Gravity is the phenomenon by which mass and energy determine the curvature of [spacetime](./spacetime.md), and curved spacetime determines the motion of matter.

Gravity is the phenomenon by which mass and energy determine the curvature of spacetime, and curved spacetime determines the motion of matter.

Newton (1687) described gravity as a force between masses: proportional to the product of the masses, inversely proportional to the square of the distance. This predicts planetary orbits, tides, and projectile trajectories with extraordinary accuracy, and remains adequate for most terrestrial and solar-system calculations.

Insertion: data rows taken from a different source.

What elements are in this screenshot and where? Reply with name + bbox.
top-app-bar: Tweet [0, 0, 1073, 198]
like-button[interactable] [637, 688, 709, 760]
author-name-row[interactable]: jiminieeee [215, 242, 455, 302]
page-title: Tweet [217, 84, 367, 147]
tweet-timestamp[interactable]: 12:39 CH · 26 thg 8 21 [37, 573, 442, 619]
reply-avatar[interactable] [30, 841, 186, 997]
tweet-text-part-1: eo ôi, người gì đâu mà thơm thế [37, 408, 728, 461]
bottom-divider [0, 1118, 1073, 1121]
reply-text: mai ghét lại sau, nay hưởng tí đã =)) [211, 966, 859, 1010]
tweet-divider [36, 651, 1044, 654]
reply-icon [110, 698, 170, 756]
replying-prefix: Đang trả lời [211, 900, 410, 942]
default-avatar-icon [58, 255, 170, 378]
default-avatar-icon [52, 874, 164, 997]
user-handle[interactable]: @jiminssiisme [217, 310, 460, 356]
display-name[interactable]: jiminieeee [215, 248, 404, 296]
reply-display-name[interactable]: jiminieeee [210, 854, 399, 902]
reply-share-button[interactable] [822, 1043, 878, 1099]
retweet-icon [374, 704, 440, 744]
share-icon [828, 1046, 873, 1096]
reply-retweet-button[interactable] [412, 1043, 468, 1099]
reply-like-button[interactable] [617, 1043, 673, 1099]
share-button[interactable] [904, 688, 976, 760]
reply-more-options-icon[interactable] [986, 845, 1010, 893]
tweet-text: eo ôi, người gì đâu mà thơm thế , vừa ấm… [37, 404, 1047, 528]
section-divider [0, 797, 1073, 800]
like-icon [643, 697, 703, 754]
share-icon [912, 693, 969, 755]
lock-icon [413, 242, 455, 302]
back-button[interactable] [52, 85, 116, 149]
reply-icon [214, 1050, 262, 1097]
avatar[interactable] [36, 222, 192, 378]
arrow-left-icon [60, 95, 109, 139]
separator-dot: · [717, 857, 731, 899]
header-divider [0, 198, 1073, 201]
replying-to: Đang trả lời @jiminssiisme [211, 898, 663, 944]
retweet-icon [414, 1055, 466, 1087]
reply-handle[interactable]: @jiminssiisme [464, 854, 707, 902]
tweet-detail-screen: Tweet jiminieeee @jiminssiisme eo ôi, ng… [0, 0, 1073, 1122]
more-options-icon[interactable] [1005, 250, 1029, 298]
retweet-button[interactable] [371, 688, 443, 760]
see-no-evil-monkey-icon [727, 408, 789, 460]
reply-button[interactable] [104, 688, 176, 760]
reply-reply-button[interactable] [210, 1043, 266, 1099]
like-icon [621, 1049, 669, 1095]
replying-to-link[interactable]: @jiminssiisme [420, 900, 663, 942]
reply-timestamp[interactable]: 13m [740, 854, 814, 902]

Einstein (1915) replaced Newton’s force with geometry. In general relativity, there is no gravitational force. Objects in free fall follow the straightest possible paths – geodesics – through curved spacetime. What we perceive as gravitational attraction is the convergence of geodesics near massive bodies. Mass tells spacetime how to curve; curved spacetime tells matter how to move.

Gravity is the dominant force at cosmological scales. Electromagnetism is stronger but cancels out in bulk matter (positive and negative charges balance). The strong and weak nuclear forces have extremely short ranges. Gravity alone shapes the large-scale structure of the universe: the formation of stars, galaxies, galaxy clusters, and the cosmic web.